Co-culture of Tumor and Stromal Cells in TrueGel3D™ Hydrogels

Introduction

Tumor microenvironment (TME) is a complex aggregation of malignant cells and non-transformed cells (fibroblasts, neuroendocrine cells, blood and inflammatory cells). The cells within TME have dynamic and tumor regulating functions at all stages of cancer (initiation, progression and metastasis).

Three-dimensional (3D) cell culture systems provide physiologically relevant information in research and drug development more than the traditional 2D culture systems. The additional dimensionality of 3D cultures accurately mimic microenvironments and demonstrate similar cellular responses to in-vivo conditions. TrueGel3D™ hydrogel systems are biochemically defined and easy to use model systems to design biomimetic hydrogels that can mimic natural extracellular matrices (ECM). The objective of this study is to investigate the compatibility of TrueGel3D™ hydrogels for the co-culture of cancer cells and stromal cells.  

Methods

TrueGel3D™ hydrogel preparation

All steps were performed in a sterile hood and the volume ratio of each component was added as indicated below.
 

Components (TRUE3, TRUERGD) Final Concentration Volume (µL)  
Water NA 9.2 Cell Suspension Mix (25.5 µL)  
TrueGel3D™ buffer, 10X concentrated, pH 5.5 NA 2.0
FAST-DEXTRAN (30 mmol/L) 3.5 mmol/L 3.5
TrueGel3D™ RGD integrin adhesion peptide (20 mmol/L) 0.5 mmol/L 0.8
MCF-7 cell suspension 1 X 105 cells/mL 5.0
Fibroblasts cell suspension 3.3 X 105 cells/mL 5.0
CD cell-degradable crosslinker (20 mmol/L) 3 mmol/L 4.5  
Total   30.0  

 

  1. Cell suspension was prepared using the following cell culture medium: DMEM (low glucose) containing 4 mmol/L L-Glutamine and DMEM/HAM’sF12 (1:1) containing 2.5 mmol/L L-glutamine. The two media were mixed at a ratio of 1:2 supplemented with 10% (v/v) FBS.
  2. Water, 10X buffer (pH 5.5) and FAST-DEXTRAN were mixed in a reaction tube.
  3. TrueGel3D™ RGD integrin adhesion peptide was added to the reaction tube containing FAST-DEXTRAN and mixed immediately to ensure homogenous distribution; it was followed by 5 min incubation to allow attachment of the RGD peptide to the maleimide groups of FAST-DEXTRAN polymer.
  4. 4.5 µL of CD cell-degradable crosslinker was pipetted and spotted on the surface of a sterile 8-chamber slide with glass bottom chamber slide compatible with inverse microscopy.
  5. The cell suspension was transferred to the reaction tube containing the FAST-DEXTRAN polymer (cell suspension mix).
  6. 25.5 µL of cell suspension mix was transferred to the culture dish containing 4.5 µL of CD cell-degradable crosslinker and mixed quickly followed by a 3 min incubation for gel formation (gel formation starts a few seconds after mixing).
  7. Once gel has formed, 350-400 µL of cell culture medium was added.
  8. The culture plate was placed in the incubator. The medium was replaced after 1 hour.
  9. The medium was changed as required for proper growth of the cells
  10. Cells in hydrogel were treated on the 14th day to proceed to epifluorescence microscopy.

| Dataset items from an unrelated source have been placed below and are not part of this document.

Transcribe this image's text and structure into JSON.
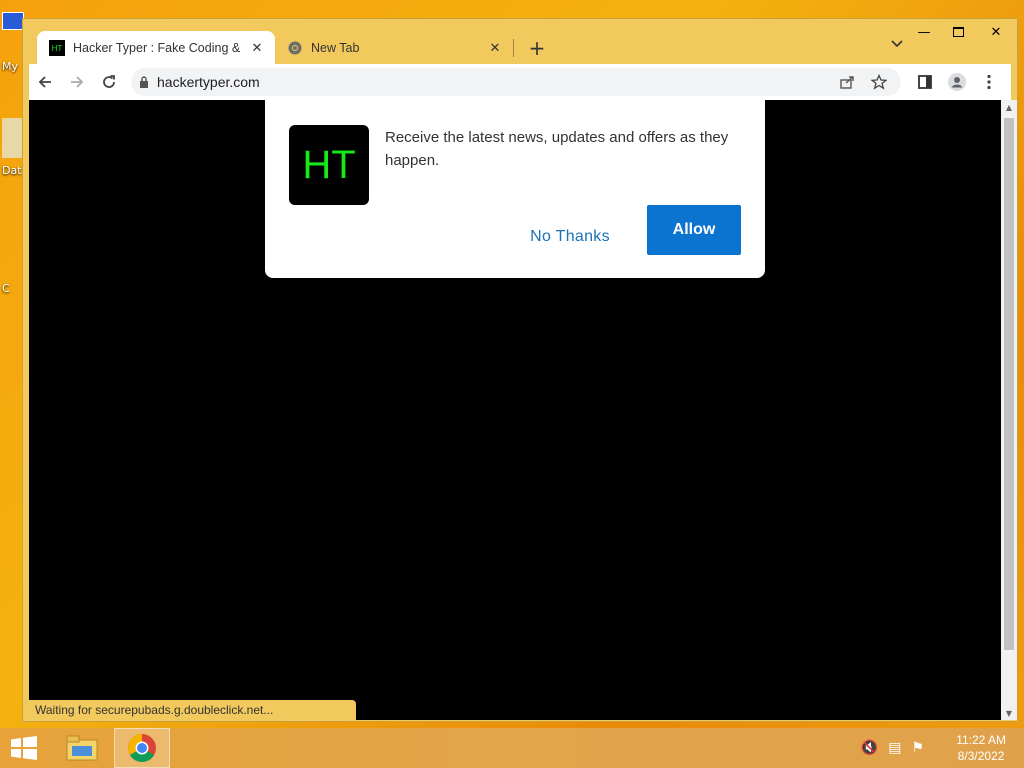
{
  "desktop": {
    "icons": [
      {
        "label": "My"
      },
      {
        "label": "Dat"
      },
      {
        "label": "C"
      }
    ]
  },
  "browser": {
    "tabs": [
      {
        "title": "Hacker Typer : Fake Coding & Ha",
        "favicon": "HT",
        "active": true
      },
      {
        "title": "New Tab",
        "favicon": "chrome-icon",
        "active": false
      }
    ],
    "url": "hackertyper.com",
    "status_text": "Waiting for securepubads.g.doubleclick.net..."
  },
  "dialog": {
    "logo_text": "HT",
    "message": "Receive the latest news, updates and offers as they happen.",
    "no_thanks_label": "No Thanks",
    "allow_label": "Allow",
    "allow_color": "#0b73d0",
    "logo_text_color": "#17e817"
  },
  "taskbar": {
    "time": "11:22 AM",
    "date": "8/3/2022"
  }
}
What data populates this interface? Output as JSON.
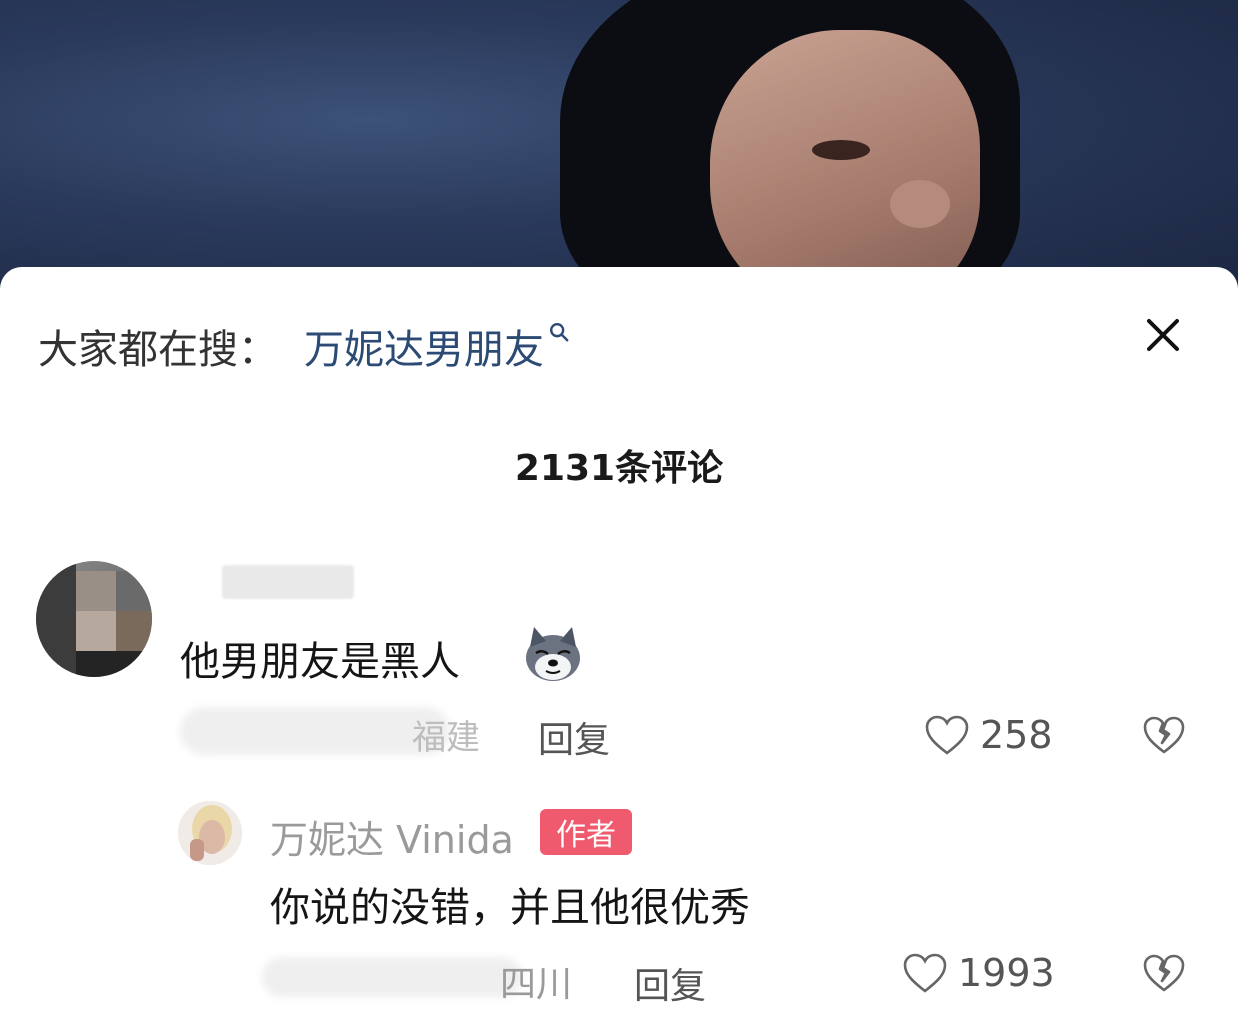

Chemical cell fixation and epifluorescence microscopy

  1. TrueGel3D™ hydrogels containing cells were fixed using 4% paraformaldehyde in PBS (with Ca++/Mg++) for 1 hour and washed four times for 5 min in PBS (w/o Ca++/Mg++).
  2. Hydrogels were incubated with 0.5% (v/v) Triton® X-100 in PBS (w/o Ca++/Mg++)  for 10 min and washed three times (10 min each) in PBS (w/o Ca++/Mg++).
  3. Actin staining: Hydrogels were incubated with 1.7 µg/mL phalloidin-TRITC in PBS (w/o Ca++/Mg++)  for 1.5 hour in the dark and washed three times (5 min each) in PBS (w/o Ca++/Mg++).
  4. Nuclei Staining: Hydrogels were incubated with 17 µmol/L Syto 24 Green® (Invitrogen) for 30 min at room temperature in the dark.
  5. Hydrogels were washed three times (5 min each) with PBS (w/o Ca++/Mg++)  and stored in PBS (w/o Ca++/Mg++)  at 4 0C before epifluorescence microscopy analysis.

Results

When cultured alone in TrueGel3D™ hydrogels, MCF-7 breast cancer cell lines formed tumor-like spheroids whereas, the human dermal fibroblasts appeared outstretched like in physiological conditions. Co-culture of both cell types in TrueGel3D™ hydrogel retained the physiological and morphological characteristics even after 14 days, and represented a perfect tumor-stroma model to study tumor microenvironment.

Mono- and co-culture of MCF-7 cells and fibroblasts in TrueGel3D™ hydrogels

Figure 1. Mono- and co-culture of MCF-7 cells and fibroblasts in TrueGel3D™ hydrogels. A: MCF-7 cells cultured alone, B: human fibroblasts cultured alone, C: Co-culture of MCF-7 and fibroblasts. Red: Actin cytoskeleton; green: nuclei. Scale bar: 100 µm.

Discussion

TrueGel3D™ hydrogel support co-culture models to evaluate the effects of cell-cell interaction and secreted factors on cellular response. MCF7 cell lines grown in TrueGel3D™ hydrogels exhibit characteristics of avascular tumors and allows monitoring of spheroid formation under optical microscopy. Unlike MCF-7 monolayer cells, the spheroids are better models to study drug penetration behavior, cell apoptosis, cell cycle distribution and gene expression1.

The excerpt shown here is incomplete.